Bowing to political pressure, Apple (AAPL) already updated its age rating for the app from the original“4+” to “12+” based on its perceived violence. Sen. Chuck Schumer (D-NY) had called on Apple to raise the age requirement to “17+”, but called Apple’s move “a step in the right direction.”
Schumer and other New York politicians pointed out the distasteful nature of the apps release on the first month anniversary of Sandy Hook, as well as NRA chief Wayne LaPierre’s hypocrisy after he blamed video games—not guns—for the massacre in Newtown, Conn.
“It’s the height of hypocrisy,” New York Mayor Michael Bloomberg said.
While the NRA’s timing could have been better, the app itself is rather tame when compared to others available in the Apple (NASDAQ:AAPL) App Store. Unlike most first-person shooter games, the action takes place at a firing range with no living targets. Users have their choice of firearms and gun safety tips pop up throughout gameplay. Any alleged “violence” pales in comparison to games such as Grand Theft Auto, Kindergarten Killer and Splatterhouse. In fact, as one CNET reader posted, “The game is no more violent than Duck Hunt.”
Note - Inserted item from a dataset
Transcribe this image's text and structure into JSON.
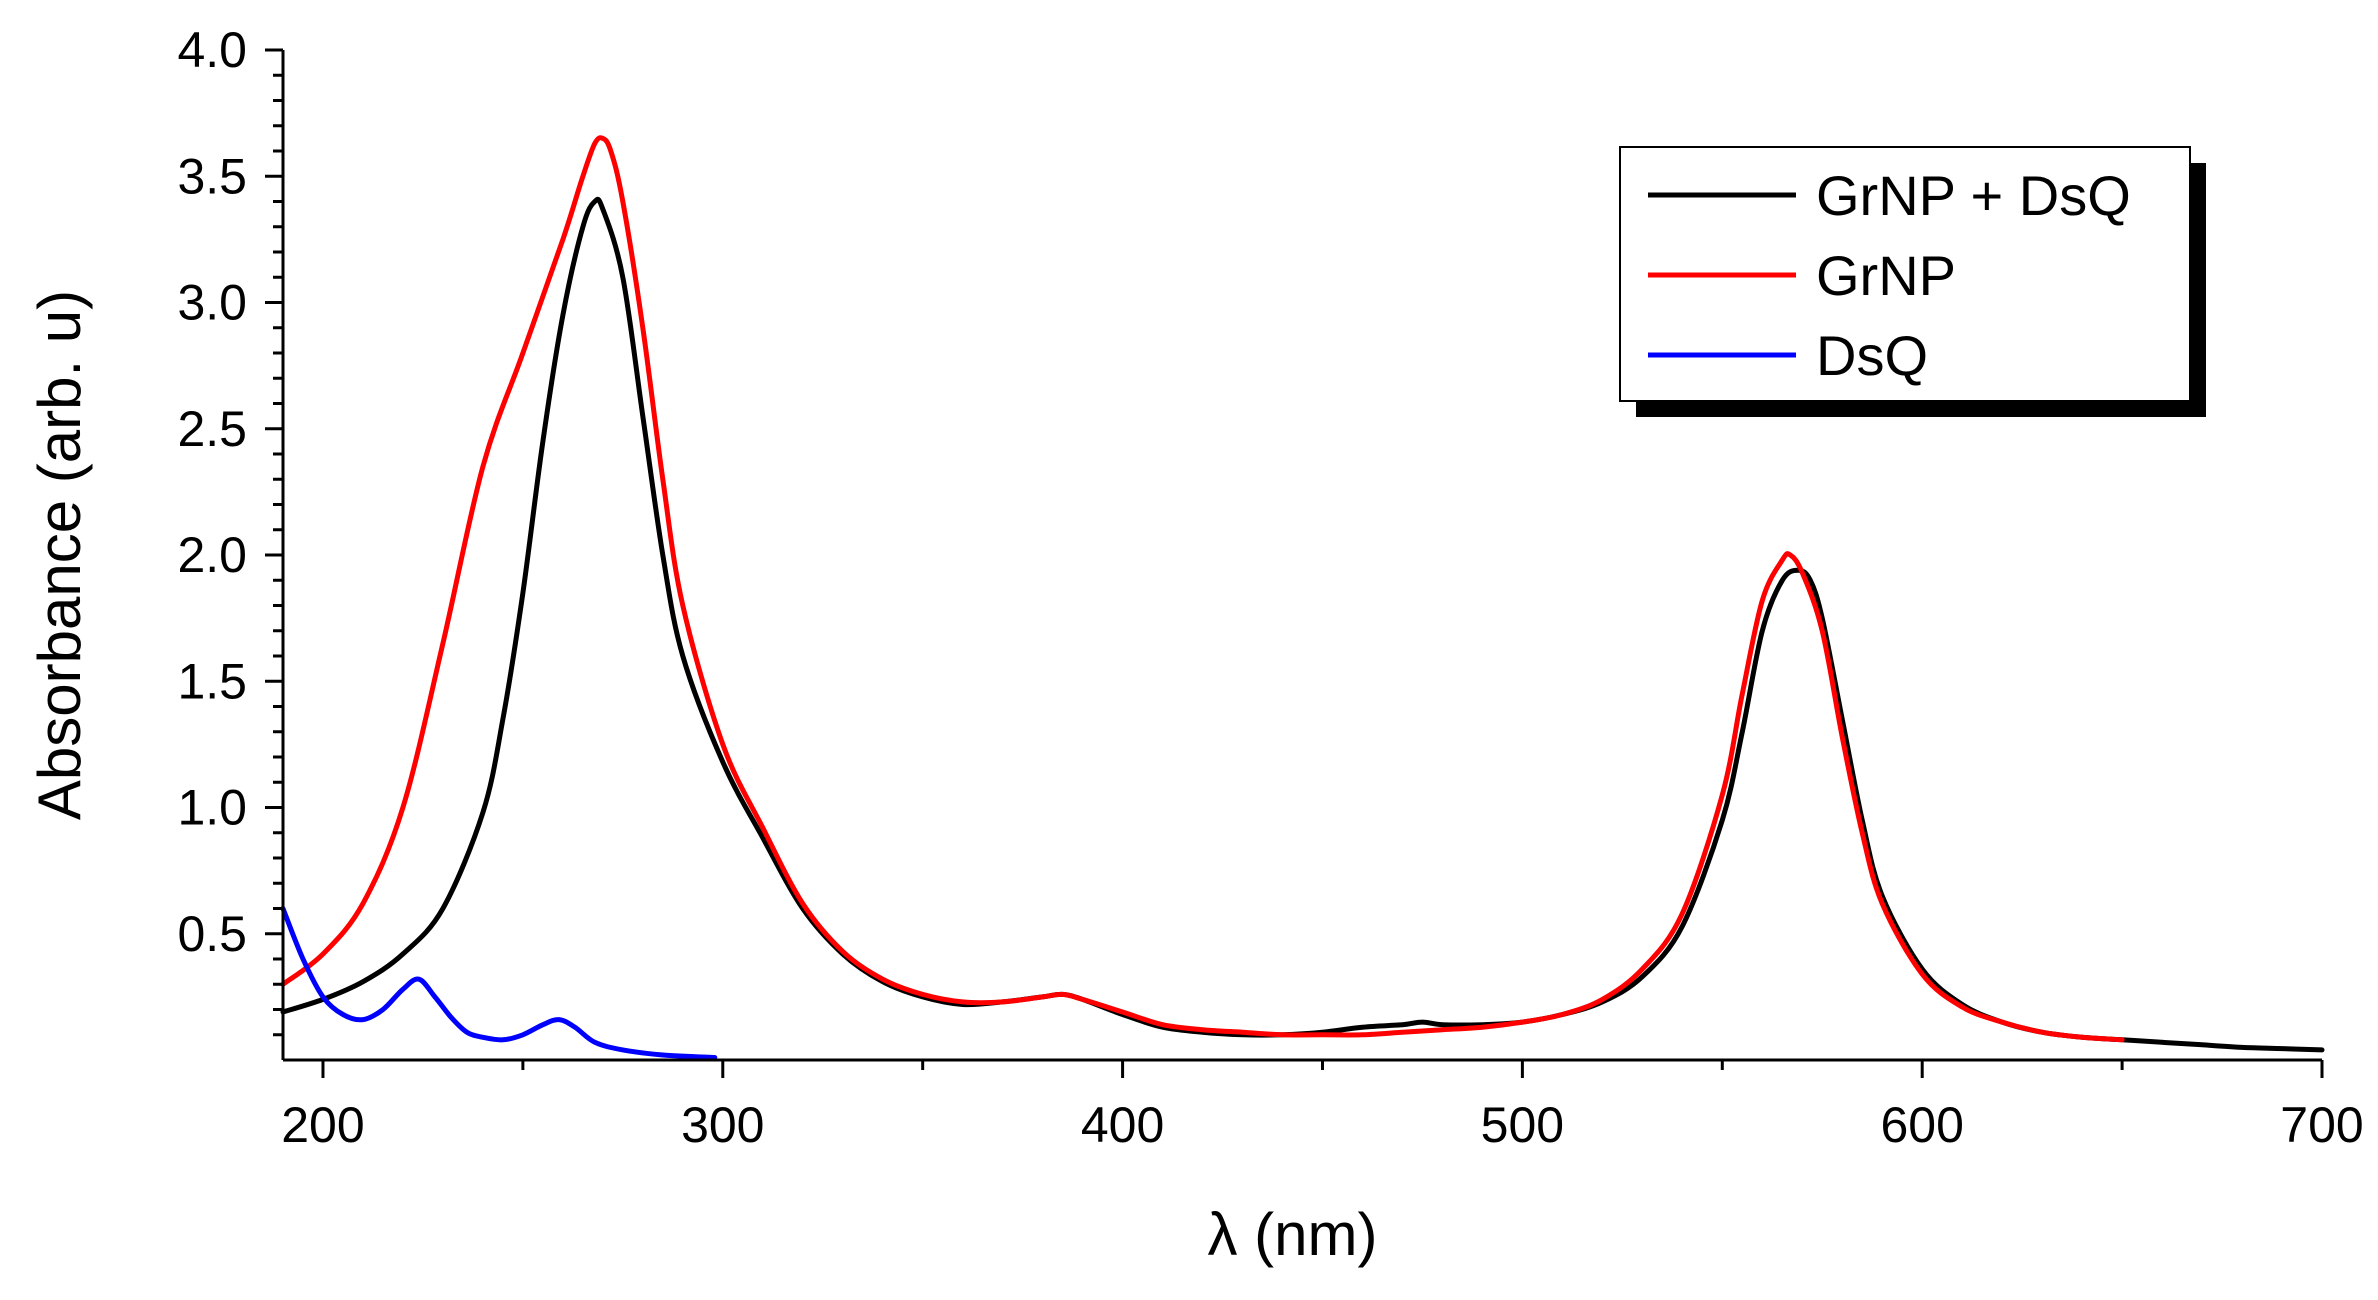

Is it really the app that has sparked such controversy, or the fact that it’s sponsored by the NRA? If the game had released Jan. 14 under the simple title “Practice Range,” would anyone have blinked an eye? And if Apple (AAPL) folds to public pressure and pulls the app, what games are next? Could it be a first step toward curbing video game violence? Or simply liberal revenge on a conservative giant that refuses to compromise?